What’s this RepRap thing all about?
If you remember, in Star Trek series there was a gizmo that could recreate anything. Termed as “replicator”, it was one of the various awe inspiring gadgets that were depicted in the sci-fi series. We never felt that we would ever see these replicators in reality, did we? However, to our surprise, our assumption almost half a century ago may just prove wrong. A community project named RepRap has invented something unbelievable; a 3D printer that replicates itself.
RepRap is heading to our home. Really?
As stated on the RepRap community website, RepRap is a self-replicating machine that, given time and material, everyone can make. And that is not all; if the statement given by RepRap founder Dr. Adrian Bowyer, to a noted tech website is to be believed, this 3D printer may just be a part of your home in less than a decade’s time.

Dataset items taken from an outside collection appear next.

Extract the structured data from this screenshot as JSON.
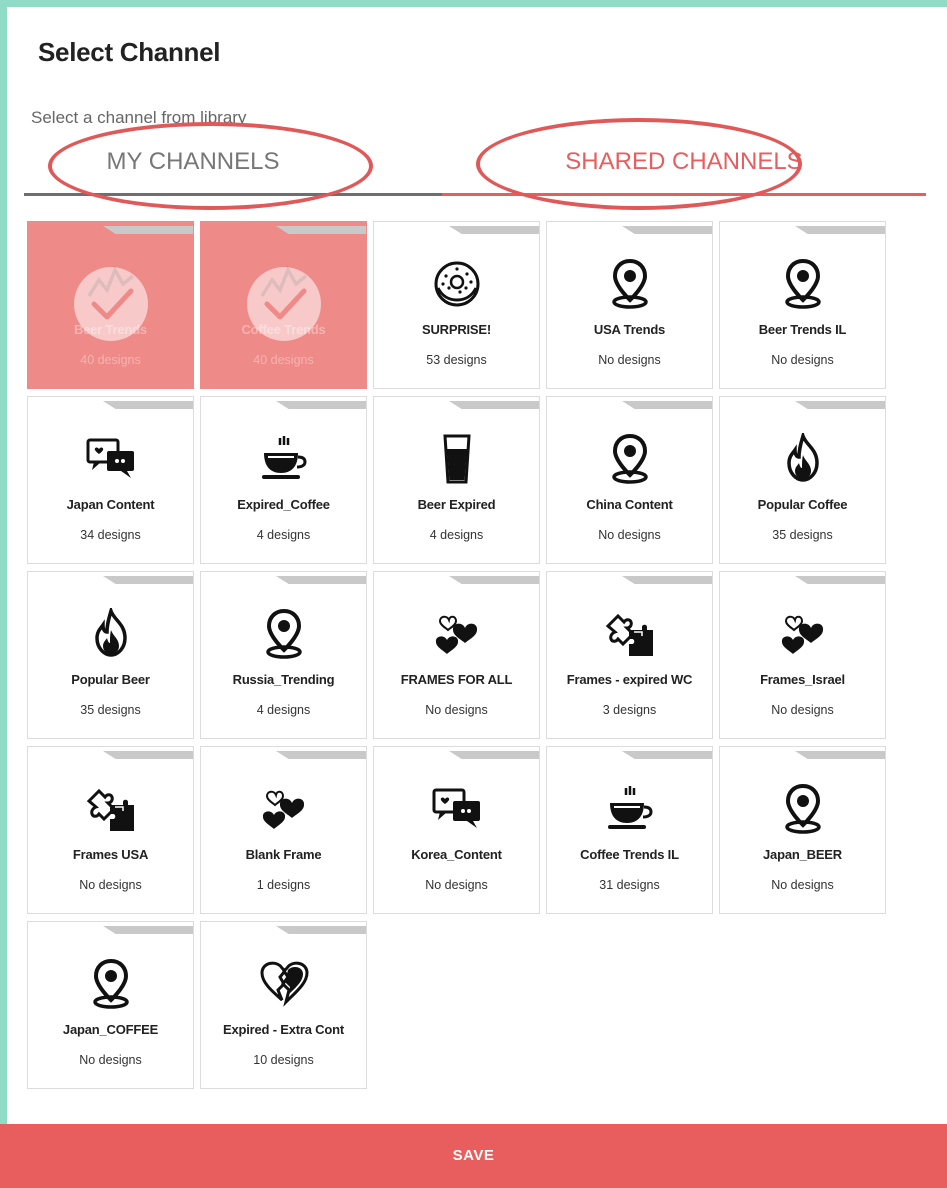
{
  "dialog": {
    "title": "Select Channel",
    "subtitle": "Select a channel from library"
  },
  "tabs": [
    {
      "label": "MY CHANNELS",
      "active": false
    },
    {
      "label": "SHARED CHANNELS",
      "active": true
    }
  ],
  "colors": {
    "accent": "#e85d5d",
    "selected_card": "#ee8a88",
    "background": "#8fdbc6"
  },
  "channels": [
    {
      "name": "Beer Trends",
      "count": "40 designs",
      "icon": "trend-icon",
      "selected": true
    },
    {
      "name": "Coffee Trends",
      "count": "40 designs",
      "icon": "trend-icon",
      "selected": true
    },
    {
      "name": "SURPRISE!",
      "count": "53 designs",
      "icon": "donut-icon",
      "selected": false
    },
    {
      "name": "USA Trends",
      "count": "No designs",
      "icon": "location-pin-icon",
      "selected": false
    },
    {
      "name": "Beer Trends IL",
      "count": "No designs",
      "icon": "location-pin-icon",
      "selected": false
    },
    {
      "name": "Japan Content",
      "count": "34 designs",
      "icon": "chat-bubbles-icon",
      "selected": false
    },
    {
      "name": "Expired_Coffee",
      "count": "4 designs",
      "icon": "coffee-cup-icon",
      "selected": false
    },
    {
      "name": "Beer Expired",
      "count": "4 designs",
      "icon": "beer-glass-icon",
      "selected": false
    },
    {
      "name": "China Content",
      "count": "No designs",
      "icon": "location-pin-icon",
      "selected": false
    },
    {
      "name": "Popular Coffee",
      "count": "35 designs",
      "icon": "flame-icon",
      "selected": false
    },
    {
      "name": "Popular Beer",
      "count": "35 designs",
      "icon": "flame-icon",
      "selected": false
    },
    {
      "name": "Russia_Trending",
      "count": "4 designs",
      "icon": "location-pin-icon",
      "selected": false
    },
    {
      "name": "FRAMES FOR ALL",
      "count": "No designs",
      "icon": "hearts-icon",
      "selected": false
    },
    {
      "name": "Frames - expired WC",
      "count": "3 designs",
      "icon": "puzzle-icon",
      "selected": false
    },
    {
      "name": "Frames_Israel",
      "count": "No designs",
      "icon": "hearts-icon",
      "selected": false
    },
    {
      "name": "Frames USA",
      "count": "No designs",
      "icon": "puzzle-icon",
      "selected": false
    },
    {
      "name": "Blank Frame",
      "count": "1 designs",
      "icon": "hearts-icon",
      "selected": false
    },
    {
      "name": "Korea_Content",
      "count": "No designs",
      "icon": "chat-bubbles-icon",
      "selected": false
    },
    {
      "name": "Coffee Trends IL",
      "count": "31 designs",
      "icon": "coffee-cup-icon",
      "selected": false
    },
    {
      "name": "Japan_BEER",
      "count": "No designs",
      "icon": "location-pin-icon",
      "selected": false
    },
    {
      "name": "Japan_COFFEE",
      "count": "No designs",
      "icon": "location-pin-icon",
      "selected": false
    },
    {
      "name": "Expired - Extra Cont",
      "count": "10 designs",
      "icon": "broken-heart-icon",
      "selected": false
    }
  ],
  "footer": {
    "save_label": "SAVE"
  }
}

Bowyer, who is a lecturer at the University of Bath since 2005, got this idea after the university got its first 3D printer. By 2007, he developed a 3D printer that could print in plastic and off-course could self-replicate itself. He named it Darwin. And since it’s an open source project, tech freaks world over have used its code to make their own versions of the 3D printer. Today, there are as many as 20,000 RepRap machines used world over. Even firms such as Makerbot and Bits and Bytes took more than just a leaf from the freely available RepRap source code to come up with their own low cost printers.
How does a RepRap work?
RepRap works by layering a molten plastic onto a base. The plastics it uses are Acrylonitrile - Butadiene - Styrene (ABS) and polylactic acid, a biodegradable plastic that is derived from plants. Typically, it takes about 30 minutes for the RepRap to produce a small item such as a plastic joint. However, since the RepRap printers are customizable, its versions can print using a range of material including clay and ceramics. The range of items that can be printed using RepRap 3D printers range include quadroceptors, artificial shells for hermit crabs, and even water filters that can be used in developing countries. To know more about the items that a RepRap can produce, give a visit to Thingiverse.com.
Bowyer has the vision of giving the consumers the capability of printing something such as a workable phone right in their homes within the next 7 to 10 years. If the growing glut of tech geeks can manage to bring the cost of 3D printers further down, we may just have a RepRap in our homes by the end of 2010s. The most economical RepRap printer currently available is Huxley, priced at 430 pounds. Bowyer also envisions that as 3D printers gain traction in businesses and homes, people will have the ability to tweak their household items to their liking.